10) Grasp Image/Descriptor
Generate some grasp poses and their corresponding images/descriptors:
./test_grasp_image ../tutorials/krylon.pcd 3456 1 ../models/lenet/15channels/params/
For details on how the grasp image is created, check out our journal paper.
11) References
If you like this package and use it in your own work, please cite our journal paper [1]. If you're interested in the (shorter) conference version, check out [2].

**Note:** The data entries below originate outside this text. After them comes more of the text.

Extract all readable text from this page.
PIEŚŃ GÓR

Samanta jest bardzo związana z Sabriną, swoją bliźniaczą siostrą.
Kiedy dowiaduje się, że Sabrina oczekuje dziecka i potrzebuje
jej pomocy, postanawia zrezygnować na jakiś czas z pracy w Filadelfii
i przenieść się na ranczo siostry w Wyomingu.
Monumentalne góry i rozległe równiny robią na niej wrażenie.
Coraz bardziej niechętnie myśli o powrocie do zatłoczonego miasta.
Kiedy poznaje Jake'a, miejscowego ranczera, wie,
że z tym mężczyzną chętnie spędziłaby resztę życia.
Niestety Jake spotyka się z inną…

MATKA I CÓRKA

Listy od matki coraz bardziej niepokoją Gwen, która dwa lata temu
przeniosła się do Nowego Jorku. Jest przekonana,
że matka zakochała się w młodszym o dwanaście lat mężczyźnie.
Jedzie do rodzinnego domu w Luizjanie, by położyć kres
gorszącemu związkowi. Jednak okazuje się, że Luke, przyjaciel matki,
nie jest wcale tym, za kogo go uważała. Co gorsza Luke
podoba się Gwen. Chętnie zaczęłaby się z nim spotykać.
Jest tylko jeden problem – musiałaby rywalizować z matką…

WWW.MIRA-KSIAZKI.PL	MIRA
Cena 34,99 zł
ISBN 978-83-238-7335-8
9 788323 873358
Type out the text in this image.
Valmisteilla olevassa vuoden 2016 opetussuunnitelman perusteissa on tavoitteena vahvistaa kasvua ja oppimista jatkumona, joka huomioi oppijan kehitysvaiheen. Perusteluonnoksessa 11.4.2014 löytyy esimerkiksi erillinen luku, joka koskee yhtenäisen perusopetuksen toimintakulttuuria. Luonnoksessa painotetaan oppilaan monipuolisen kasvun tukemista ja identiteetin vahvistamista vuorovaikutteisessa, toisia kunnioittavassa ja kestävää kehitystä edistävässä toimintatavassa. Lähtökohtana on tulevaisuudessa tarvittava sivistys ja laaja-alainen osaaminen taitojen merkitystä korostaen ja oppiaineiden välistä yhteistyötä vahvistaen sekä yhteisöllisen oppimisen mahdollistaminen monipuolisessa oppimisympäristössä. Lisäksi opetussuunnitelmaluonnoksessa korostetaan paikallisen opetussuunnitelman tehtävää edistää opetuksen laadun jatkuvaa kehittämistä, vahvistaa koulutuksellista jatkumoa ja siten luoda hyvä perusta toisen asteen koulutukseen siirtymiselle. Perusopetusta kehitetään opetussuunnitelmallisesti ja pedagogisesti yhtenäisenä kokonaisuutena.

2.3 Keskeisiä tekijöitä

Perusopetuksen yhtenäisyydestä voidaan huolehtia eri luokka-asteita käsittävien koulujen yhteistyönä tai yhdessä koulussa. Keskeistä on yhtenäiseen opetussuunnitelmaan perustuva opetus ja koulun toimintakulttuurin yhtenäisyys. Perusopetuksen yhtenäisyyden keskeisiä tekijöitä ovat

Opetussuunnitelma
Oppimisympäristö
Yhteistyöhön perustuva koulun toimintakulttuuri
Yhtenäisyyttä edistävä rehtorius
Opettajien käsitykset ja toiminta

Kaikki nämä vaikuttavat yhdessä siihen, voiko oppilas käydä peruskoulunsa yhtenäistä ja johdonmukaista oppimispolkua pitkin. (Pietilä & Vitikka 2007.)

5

[1] Andreas ten Pas, Marcus Gualtieri, Kate Saenko, and Robert Platt. Grasp Pose Detection in Point Clouds. The International Journal of Robotics Research, Vol 36, Issue 13-14, pp. 1455-1473. October 2017.
[2] Marcus Gualtieri, Andreas ten Pas, Kate Saenko, and Robert Platt. High precision grasp pose detection in dense clutter. IROS 2016, pp. 598-605.
12) Troubleshooting Tips
- Remove the
cmake
cache:CMakeCache.txt
make clean
- Remove the
build
folder and rebuild. - Update gcc and g++ to a version > 5.